Elegant Clean Energy Haiku VIII: Quantum Leap Haiku Illustration


Himeji Castle
t-shirt serigraph

This t-shirt I bought in Japan has a silk-screened design that is either the Japanese characters spelling out the words ‘Himeji Castle’ or a 17-shape haiga painting of the castle. Or both. I haven’t yet finished any of the paintings I started while I was in Japan, so I’ve added this design and the following quotations about haiku and haiga to the series of blog posts on Elegant Clean Energy Haiku I started on July 29 

“Both haiku and haiga translate nature through an artistic language with spiritual immediacy and selfless skill. This is achieved through Zen-like training in contemplation and technique. When the artist has reached the state of wu hsin (no-mind), a plane of mental relaxation and manual dexterity, Tao* can then take control and work through the artist’s hand and eye. This superconscious state is not to be confused with the subconscious swamp in which the surrealists find themselves.”  – On Haiku and Haiga: an essay, by Harold Stewart
 * Tao is a ‘path’ or process rather than a theory – a term used as a convention to refer to something that otherwise cannot be discussed in words.

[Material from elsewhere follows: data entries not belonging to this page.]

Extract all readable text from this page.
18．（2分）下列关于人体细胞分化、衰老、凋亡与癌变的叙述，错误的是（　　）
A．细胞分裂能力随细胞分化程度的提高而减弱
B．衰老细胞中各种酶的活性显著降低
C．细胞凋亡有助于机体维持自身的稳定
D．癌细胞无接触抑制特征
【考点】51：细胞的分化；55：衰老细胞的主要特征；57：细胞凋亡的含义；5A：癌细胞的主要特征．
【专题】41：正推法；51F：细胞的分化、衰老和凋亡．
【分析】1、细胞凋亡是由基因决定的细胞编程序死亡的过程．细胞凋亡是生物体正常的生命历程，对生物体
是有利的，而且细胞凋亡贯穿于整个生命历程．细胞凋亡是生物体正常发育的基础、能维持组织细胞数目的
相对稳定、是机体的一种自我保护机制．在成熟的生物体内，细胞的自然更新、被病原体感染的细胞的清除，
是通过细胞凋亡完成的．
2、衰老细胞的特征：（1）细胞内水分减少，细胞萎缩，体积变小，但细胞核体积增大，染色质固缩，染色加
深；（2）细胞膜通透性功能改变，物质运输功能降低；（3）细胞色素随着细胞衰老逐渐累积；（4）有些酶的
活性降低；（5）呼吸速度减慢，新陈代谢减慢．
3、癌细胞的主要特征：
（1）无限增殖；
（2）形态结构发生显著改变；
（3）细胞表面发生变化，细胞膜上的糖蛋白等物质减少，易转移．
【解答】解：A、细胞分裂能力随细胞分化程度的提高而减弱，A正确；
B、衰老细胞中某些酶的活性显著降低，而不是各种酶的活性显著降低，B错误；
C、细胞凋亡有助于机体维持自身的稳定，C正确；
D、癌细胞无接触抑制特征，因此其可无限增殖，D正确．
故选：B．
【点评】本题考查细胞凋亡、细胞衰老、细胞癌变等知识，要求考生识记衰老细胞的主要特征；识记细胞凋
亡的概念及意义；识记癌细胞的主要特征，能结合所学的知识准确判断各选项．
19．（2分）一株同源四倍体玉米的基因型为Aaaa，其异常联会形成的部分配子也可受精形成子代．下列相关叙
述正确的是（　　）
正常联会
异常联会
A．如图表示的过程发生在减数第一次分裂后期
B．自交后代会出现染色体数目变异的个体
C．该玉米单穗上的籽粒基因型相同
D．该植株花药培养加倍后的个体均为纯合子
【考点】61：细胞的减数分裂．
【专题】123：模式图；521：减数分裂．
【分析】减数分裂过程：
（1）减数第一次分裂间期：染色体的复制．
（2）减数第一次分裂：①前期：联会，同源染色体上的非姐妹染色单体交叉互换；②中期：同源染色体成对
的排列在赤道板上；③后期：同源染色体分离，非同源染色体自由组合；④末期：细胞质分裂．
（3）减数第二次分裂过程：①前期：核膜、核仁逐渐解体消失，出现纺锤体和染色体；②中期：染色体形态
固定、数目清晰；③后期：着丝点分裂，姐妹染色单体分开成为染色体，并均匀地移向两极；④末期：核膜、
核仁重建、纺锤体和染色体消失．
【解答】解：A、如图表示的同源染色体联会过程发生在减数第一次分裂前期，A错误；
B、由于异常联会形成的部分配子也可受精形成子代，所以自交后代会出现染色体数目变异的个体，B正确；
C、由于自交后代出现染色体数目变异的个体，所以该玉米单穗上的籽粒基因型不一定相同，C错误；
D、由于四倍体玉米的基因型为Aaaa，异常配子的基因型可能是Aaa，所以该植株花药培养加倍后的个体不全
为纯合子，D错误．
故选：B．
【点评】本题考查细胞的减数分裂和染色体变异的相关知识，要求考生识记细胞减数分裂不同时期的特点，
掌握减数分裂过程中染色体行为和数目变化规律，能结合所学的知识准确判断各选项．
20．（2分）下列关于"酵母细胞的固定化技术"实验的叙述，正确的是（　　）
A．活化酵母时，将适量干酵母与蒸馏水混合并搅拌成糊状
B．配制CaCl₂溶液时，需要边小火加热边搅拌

“Haiku poet and haiga artist alike endeavored to eliminate every superfluous element and to attain an austere beauty, akin to that of abstract art...”  – Haiku Painting, by Leon Zolbrod

When the haiku writer and illustrator is a computer app, these essentially heuristic processes are going to have to be more algorithmic – well, totally algorithmic actually.  It should be possible to get around this apparent contradiction in terms through the provision for some manual input by the user.